I've usually read that the lard in bird cakes needs to be heated but actually mashing with your hands works fine and avoids all the health and safety concerns of heating it. We stirred in a seed mix with meal worms plus some raisins and filled old yoghurt and cream cheese pots (we put plasticine under them and then pierced a hole through so we could poke in string to hang them from). These will need to go in the fridge for a while to set. Then we made strings of monkey nuts too. With my own, younger, kids later we made some more and found for them it made sense to pierce holes through the shells and then let them use plastic tapestry needles to pull the string through. We also made feeders with pine cones - squashing lard in and then rolling them in the seed (in the past I've done a veggie version of this with peanut butter but it isn't easy to track down unsalted peanut butter at short notice).

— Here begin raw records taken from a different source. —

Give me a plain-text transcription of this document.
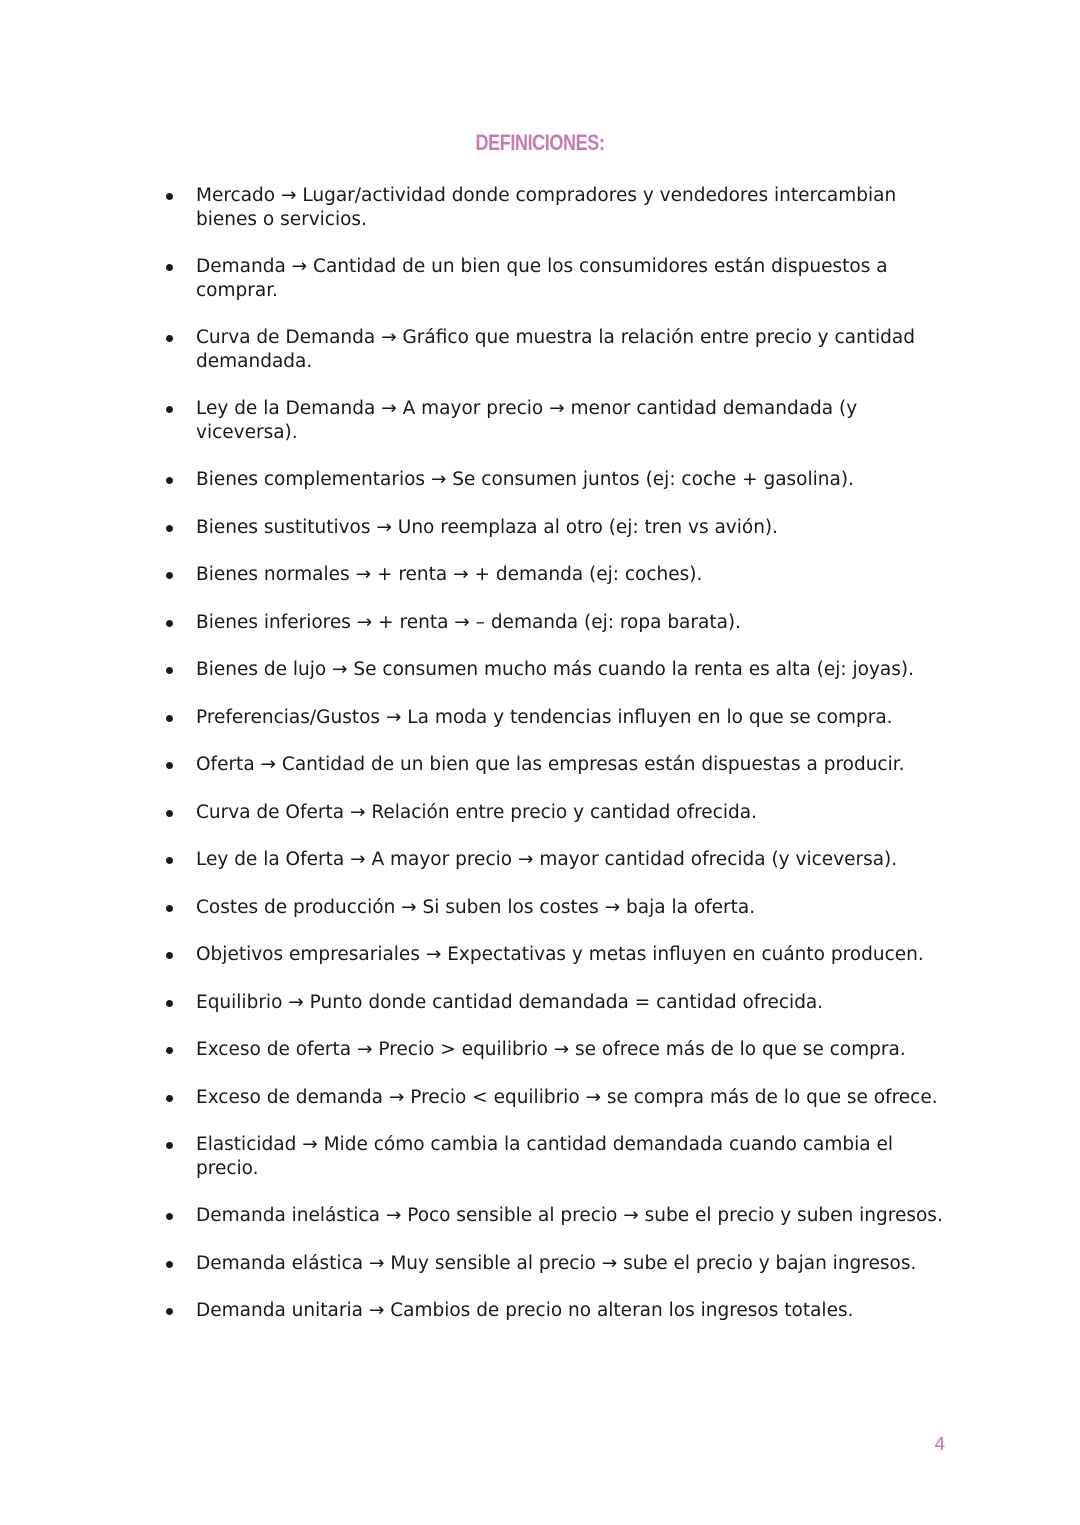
DEFINICIONES:
Mercado → Lugar/actividad donde compradores y vendedores intercambian bienes o servicios.
Demanda → Cantidad de un bien que los consumidores están dispuestos a comprar.
Curva de Demanda → Gráfico que muestra la relación entre precio y cantidad demandada.
Ley de la Demanda → A mayor precio → menor cantidad demandada (y viceversa).
Bienes complementarios → Se consumen juntos (ej: coche + gasolina).
Bienes sustitutivos → Uno reemplaza al otro (ej: tren vs avión).
Bienes normales → + renta → + demanda (ej: coches).
Bienes inferiores → + renta → – demanda (ej: ropa barata).
Bienes de lujo → Se consumen mucho más cuando la renta es alta (ej: joyas).
Preferencias/Gustos → La moda y tendencias influyen en lo que se compra.
Oferta → Cantidad de un bien que las empresas están dispuestas a producir.
Curva de Oferta → Relación entre precio y cantidad ofrecida.
Ley de la Oferta → A mayor precio → mayor cantidad ofrecida (y viceversa).
Costes de producción → Si suben los costes → baja la oferta.
Objetivos empresariales → Expectativas y metas influyen en cuánto producen.
Equilibrio → Punto donde cantidad demandada = cantidad ofrecida.
Exceso de oferta → Precio > equilibrio → se ofrece más de lo que se compra.
Exceso de demanda → Precio < equilibrio → se compra más de lo que se ofrece.
Elasticidad → Mide cómo cambia la cantidad demandada cuando cambia el precio.
Demanda inelástica → Poco sensible al precio → sube el precio y suben ingresos.
Demanda elástica → Muy sensible al precio → sube el precio y bajan ingresos.
Demanda unitaria → Cambios de precio no alteran los ingresos totales.
4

Since I stopped going to Oasis during the week I've been lousy at keeping an eye on the bird feeder at church. It appeared to be in the office one week and I don't know where it is now - an instance where I need to get round to delegating. The recycling seems to be happening most of the time which is great. I've stopped taking coffee grounds home due to spillages and disorganisation but these are now going into the green cone (although I think I need to put up some guidance on using the green cone as many people do not realise that the waste should only fill the sunken basket, not the cone itself).